As long as your ingress (proxy) is using TLS and the docker composition is not exposed outside your secure LAN you should be ok, but be aware that port 80 will be exposed to your local network.

[NTohan]

Thank you for your fix. I am happy to confirm that with your changes and removing the websecure entrypoint I am able to connect to port 80. It is possible to configure the default port from 80 to something else?

The only changes I have noticed that inventory information under a registered device is empty now. Also, column configuration options under table configuration are reduced to very limited. Could this be related to the recent changes? Not a blocker for me though.

Yes, you are right about the scaling and load balancing features K8s has to offer. I will definitely consider it for scaling.

Regarding TLS, it is enabled by default for reverse proxy in-use.

[NTohan]

Thank you for your fix. I am happy to confirm that with your changes and removing the websecure entrypoint I am able to connect to port 80. It is possible to configure the default port from 80 to something else?

Unfortunately, the deployments are constantly failing with docker compose at https://github.com/mendersoftware/mender-server/commit/cf0b9b2175e9cf99c320e623b897f0c6a57137ca and removing the websecure entrypoint

2024-10-19 20:58:30.714 +0000 UTC warning: Host not found (non-authoritative), try again later: GET https://s3.mender.local/mender/1392ab9b-95f7-43f4-b3f6-a12ed1f94ad2?X-Amz-Algorithm=AWS4-HMAC-SHA256&X-Amz-Credential=mender%2F20241019%2Fus-east-1%2Fs3%2Faws4_request&X-Amz-Date=20241019T205829Z&X-Amz-Expires=86400&X-Amz-SignedHeaders=host&response-content-disposition=attachment%3B%20filename%3D%22hello-world-container-update.mender%22&response-content-type=application%2Fvnd.mender-artifact&x-id=GetObject&X-Amz-Signature=9d1aa76146d3063870369e64ba1c99580d292a8a5c2c5684ce0d34512a992655: 

Please find the complete logs in the file: deployment-log-80fcbbce-5e16-4c3d-a77b-558031d77b3e-hello-world-container-update-2024-10-19T21_08_32.096Z.log

Additional information: mender-client is installed on the target device using:

wget -O- https://get.mender.io | sudo bash -s -- --demo --force-mender-client4 -- --quiet --device-type "genericx86-64" --demo --server-url https://devices.domain.xxx --server-cert=""

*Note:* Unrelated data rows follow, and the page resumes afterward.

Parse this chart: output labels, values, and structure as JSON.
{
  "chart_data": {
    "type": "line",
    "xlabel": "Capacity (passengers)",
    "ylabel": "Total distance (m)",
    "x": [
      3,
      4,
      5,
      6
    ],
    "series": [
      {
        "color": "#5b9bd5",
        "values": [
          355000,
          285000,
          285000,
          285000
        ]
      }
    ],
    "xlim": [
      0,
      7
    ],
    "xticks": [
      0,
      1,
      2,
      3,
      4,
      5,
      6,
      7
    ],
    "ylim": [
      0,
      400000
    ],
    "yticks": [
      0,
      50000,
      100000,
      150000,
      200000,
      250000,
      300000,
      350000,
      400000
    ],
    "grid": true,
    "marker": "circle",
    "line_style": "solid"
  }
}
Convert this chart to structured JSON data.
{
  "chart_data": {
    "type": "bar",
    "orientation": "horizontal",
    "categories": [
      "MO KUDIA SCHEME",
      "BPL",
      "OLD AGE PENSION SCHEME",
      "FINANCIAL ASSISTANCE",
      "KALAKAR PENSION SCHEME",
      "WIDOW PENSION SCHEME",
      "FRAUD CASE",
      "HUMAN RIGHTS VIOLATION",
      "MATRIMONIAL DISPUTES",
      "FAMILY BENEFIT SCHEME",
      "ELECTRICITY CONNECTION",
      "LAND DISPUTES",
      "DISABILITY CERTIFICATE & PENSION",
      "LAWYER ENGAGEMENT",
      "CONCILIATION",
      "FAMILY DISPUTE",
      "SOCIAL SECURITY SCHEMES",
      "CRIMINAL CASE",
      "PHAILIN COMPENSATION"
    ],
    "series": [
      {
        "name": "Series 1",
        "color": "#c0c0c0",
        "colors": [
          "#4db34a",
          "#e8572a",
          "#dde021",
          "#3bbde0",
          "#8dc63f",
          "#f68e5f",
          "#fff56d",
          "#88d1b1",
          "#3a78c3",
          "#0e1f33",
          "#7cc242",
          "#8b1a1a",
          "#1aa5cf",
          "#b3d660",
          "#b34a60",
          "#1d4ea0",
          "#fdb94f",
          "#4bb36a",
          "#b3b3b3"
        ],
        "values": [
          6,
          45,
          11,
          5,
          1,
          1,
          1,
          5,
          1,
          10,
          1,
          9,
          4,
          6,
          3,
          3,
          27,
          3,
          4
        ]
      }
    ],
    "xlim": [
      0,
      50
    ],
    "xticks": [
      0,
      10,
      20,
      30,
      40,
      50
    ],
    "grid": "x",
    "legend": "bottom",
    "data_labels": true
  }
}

mender-client is configured with the following parameters:

$ cat /etc/mender/mender.conf
{
    "HttpsClient": {},
    "Security": {},
    "Connectivity": {},
    "DeviceTypeFile": "/var/lib/mender/device_type",
    "UpdateControlMapExpirationTimeSeconds": 90,
    "UpdateControlMapBootExpirationTimeSeconds": 45,
    "UpdatePollIntervalSeconds": 5,
    "InventoryPollIntervalSeconds": 5,
    "RetryPollIntervalSeconds": 30,
    "Servers": [
        {
            "ServerURL": "https://devices.domain.xxx"
        }
    ]
}

$ cat /var/lib/mender/device_type
device_type=genericx86-64

Also, I have tried re-installing the mender-client on the target device and re-created the deployment but unfortunately the deployments are still failing.

Can you please check the issue and confirm if it is an issue within the under-development docker-compose or have I configured the mender-server not correctly on my part?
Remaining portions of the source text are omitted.